Apparently that was a good call, because while the entire thing fell apart, the base remained in tact.

And then in the early 1990s, I dug out the dirt inside the square of the base and lined my new square hole with new bricks and mortar to make an actual fire pit.

But we only got to use it a few times, because Dad was always paranoid that it was gonna set the trees or the yard on fire.

So it just sat there and, over the years, filled up with leaves and debris.

But I must've built my pit pretty soundly because to the modern day, nothing has ever grown in that debris inside it! For the most part, it's not even broken down into humus.
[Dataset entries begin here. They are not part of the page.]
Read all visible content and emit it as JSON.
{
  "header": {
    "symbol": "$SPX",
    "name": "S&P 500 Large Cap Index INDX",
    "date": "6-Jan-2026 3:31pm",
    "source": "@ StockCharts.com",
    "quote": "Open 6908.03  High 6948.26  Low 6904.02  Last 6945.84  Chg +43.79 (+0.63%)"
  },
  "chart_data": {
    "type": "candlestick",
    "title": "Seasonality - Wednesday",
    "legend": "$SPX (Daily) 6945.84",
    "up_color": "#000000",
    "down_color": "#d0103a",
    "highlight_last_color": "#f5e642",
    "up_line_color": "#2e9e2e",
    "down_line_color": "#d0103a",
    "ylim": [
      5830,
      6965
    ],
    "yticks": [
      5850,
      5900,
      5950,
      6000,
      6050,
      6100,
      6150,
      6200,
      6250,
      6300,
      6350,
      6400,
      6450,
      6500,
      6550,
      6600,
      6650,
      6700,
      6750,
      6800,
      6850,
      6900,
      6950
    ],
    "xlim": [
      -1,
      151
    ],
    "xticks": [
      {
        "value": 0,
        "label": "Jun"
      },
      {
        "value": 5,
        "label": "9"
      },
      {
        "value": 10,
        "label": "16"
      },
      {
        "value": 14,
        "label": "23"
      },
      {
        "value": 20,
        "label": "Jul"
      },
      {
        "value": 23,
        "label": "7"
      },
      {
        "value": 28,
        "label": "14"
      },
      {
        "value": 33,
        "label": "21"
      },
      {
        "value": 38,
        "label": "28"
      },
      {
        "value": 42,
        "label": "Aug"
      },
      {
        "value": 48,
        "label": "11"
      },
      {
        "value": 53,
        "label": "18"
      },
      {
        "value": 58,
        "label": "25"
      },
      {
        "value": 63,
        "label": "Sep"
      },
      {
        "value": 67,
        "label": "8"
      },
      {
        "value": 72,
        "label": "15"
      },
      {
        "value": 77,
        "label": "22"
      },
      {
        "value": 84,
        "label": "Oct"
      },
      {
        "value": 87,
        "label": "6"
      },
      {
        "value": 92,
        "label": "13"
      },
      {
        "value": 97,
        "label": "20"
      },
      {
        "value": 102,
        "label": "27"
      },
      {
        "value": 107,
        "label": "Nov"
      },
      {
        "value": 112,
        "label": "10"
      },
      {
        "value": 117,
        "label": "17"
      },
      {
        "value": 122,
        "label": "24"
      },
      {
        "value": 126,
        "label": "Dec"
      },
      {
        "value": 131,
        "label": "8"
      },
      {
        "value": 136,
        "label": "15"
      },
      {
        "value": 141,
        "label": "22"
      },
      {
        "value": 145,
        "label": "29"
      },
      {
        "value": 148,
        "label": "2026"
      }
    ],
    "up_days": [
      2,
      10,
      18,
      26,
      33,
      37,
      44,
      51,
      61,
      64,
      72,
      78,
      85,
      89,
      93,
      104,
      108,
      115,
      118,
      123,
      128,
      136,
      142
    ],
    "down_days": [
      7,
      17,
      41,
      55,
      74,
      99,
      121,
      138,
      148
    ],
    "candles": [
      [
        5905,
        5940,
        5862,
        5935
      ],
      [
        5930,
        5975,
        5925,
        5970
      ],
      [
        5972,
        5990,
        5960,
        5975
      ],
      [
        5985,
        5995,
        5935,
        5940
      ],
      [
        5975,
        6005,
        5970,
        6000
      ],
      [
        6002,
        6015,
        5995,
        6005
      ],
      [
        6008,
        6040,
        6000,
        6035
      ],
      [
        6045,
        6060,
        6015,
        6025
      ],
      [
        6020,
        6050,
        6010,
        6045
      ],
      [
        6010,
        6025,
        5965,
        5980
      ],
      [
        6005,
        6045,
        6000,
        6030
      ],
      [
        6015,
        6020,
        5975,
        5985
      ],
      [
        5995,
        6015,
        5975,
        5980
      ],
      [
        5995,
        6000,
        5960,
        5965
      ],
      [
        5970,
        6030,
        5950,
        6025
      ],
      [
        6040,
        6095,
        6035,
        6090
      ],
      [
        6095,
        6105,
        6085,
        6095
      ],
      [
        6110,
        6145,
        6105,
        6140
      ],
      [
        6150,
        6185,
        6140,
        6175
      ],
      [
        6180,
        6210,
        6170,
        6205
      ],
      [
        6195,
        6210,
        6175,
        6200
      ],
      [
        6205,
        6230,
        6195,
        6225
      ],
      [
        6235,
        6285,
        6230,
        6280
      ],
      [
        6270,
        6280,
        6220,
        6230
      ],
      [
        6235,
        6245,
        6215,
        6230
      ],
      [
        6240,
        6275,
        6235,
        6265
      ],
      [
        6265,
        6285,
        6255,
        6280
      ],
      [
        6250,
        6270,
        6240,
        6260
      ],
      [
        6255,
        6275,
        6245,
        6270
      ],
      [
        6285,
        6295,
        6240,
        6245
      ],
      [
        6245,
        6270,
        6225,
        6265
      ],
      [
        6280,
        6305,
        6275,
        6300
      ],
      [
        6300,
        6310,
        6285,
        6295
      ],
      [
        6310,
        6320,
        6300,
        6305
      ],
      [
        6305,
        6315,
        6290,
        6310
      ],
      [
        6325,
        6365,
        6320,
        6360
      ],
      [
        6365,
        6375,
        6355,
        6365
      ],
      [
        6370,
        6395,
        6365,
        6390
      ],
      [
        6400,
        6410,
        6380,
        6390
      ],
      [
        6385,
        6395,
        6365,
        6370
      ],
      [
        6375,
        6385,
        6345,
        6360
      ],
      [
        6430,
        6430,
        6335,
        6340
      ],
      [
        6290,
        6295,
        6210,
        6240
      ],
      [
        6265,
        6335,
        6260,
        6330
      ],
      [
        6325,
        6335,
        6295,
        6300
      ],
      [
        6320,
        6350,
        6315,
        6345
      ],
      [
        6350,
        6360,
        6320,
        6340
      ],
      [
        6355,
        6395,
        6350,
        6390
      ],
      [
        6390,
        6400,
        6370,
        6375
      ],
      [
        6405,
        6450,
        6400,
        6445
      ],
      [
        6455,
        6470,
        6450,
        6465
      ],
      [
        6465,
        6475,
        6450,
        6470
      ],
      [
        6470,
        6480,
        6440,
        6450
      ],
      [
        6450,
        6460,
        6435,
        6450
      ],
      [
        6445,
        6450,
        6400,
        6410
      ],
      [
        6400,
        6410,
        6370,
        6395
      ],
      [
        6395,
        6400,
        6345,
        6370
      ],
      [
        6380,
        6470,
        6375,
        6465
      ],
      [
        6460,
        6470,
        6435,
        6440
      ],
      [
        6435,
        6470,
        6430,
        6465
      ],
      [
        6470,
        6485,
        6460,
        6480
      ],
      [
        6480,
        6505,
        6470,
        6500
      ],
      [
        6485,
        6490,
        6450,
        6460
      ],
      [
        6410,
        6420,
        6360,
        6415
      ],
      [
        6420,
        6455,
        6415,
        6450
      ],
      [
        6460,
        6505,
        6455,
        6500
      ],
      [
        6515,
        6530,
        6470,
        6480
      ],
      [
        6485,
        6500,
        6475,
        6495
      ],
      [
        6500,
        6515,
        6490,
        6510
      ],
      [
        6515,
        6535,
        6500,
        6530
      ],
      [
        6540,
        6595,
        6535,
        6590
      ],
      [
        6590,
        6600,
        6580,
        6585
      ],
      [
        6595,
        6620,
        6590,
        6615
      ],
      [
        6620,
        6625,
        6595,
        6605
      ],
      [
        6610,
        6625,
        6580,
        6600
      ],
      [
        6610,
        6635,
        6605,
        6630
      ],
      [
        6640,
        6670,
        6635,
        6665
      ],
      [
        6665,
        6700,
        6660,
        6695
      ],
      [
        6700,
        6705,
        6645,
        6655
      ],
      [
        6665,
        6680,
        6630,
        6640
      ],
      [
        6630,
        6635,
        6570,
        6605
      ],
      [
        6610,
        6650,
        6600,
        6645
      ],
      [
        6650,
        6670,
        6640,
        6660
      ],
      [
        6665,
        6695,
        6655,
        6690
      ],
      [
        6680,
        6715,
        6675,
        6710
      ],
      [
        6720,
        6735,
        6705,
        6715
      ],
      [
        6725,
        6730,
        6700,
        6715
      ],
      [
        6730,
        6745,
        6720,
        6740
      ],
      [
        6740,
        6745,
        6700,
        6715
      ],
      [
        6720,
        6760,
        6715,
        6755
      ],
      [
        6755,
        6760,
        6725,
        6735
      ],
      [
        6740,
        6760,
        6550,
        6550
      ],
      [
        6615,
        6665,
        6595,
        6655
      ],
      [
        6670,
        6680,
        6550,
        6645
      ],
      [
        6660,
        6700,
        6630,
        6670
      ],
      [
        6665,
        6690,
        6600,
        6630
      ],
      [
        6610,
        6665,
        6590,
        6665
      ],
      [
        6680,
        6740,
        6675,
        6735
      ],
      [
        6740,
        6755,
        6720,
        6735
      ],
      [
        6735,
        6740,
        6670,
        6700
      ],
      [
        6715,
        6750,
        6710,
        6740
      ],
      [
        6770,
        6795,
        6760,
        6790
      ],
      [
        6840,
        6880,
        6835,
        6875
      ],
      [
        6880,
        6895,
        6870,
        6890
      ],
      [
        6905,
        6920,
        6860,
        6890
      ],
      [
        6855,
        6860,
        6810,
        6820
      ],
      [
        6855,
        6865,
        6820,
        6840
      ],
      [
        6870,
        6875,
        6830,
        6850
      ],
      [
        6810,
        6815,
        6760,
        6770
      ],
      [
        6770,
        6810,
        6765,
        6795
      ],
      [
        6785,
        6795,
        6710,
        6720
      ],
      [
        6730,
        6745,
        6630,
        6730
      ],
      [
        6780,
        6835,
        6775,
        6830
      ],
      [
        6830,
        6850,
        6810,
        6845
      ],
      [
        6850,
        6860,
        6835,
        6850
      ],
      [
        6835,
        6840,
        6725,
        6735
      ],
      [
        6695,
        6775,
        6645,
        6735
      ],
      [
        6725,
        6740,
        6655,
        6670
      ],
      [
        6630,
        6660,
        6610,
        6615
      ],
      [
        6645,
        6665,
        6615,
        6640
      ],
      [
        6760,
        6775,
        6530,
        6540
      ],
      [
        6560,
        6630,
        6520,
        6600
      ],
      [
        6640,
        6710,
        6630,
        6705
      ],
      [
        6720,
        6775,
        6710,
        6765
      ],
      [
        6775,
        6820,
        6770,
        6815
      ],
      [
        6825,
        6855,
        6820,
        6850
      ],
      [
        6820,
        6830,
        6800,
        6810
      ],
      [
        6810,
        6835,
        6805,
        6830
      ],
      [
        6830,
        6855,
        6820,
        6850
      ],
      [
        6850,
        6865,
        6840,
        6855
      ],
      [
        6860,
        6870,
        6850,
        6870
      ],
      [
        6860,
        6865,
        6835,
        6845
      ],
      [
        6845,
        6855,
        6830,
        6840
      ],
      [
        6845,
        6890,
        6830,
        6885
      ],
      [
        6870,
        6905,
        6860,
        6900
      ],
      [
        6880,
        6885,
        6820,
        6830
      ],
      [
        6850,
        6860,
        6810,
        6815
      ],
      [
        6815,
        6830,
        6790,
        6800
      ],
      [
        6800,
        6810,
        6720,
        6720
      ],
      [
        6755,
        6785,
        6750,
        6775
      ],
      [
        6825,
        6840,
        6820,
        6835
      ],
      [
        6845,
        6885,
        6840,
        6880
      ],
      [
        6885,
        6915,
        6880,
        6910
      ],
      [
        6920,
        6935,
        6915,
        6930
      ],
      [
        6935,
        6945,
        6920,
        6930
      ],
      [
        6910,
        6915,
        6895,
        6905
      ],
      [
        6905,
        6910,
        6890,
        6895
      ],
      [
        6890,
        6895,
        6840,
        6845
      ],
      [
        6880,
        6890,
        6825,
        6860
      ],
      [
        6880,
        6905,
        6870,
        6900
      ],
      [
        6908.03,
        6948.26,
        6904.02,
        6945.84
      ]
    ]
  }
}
I guess, because worms and other underground bugs cant get in there, and... nothing could establish any roots in there anyway? I dunno for sure.

But that base has always had these jagged peaks and spikes of old mortar and concrete sticking up, so... it's been impossible to mow over the edge of it.

And thus, it always grows tall grass and weeds around the edges and looks like total garbarge!

It's like... a crappy ruin filled with dead leaves on the inside and surrounded by weeds on the edges. A total eyesore!

So... because I don't want to excavate the brick lining of the pit, and it won't let anything grow in that spot... the goal is to break up the shitty base, and replace it with bricks that can be mowed over.

Then I just fill the inside with gravel, sand, and a bunch of decorative rocks.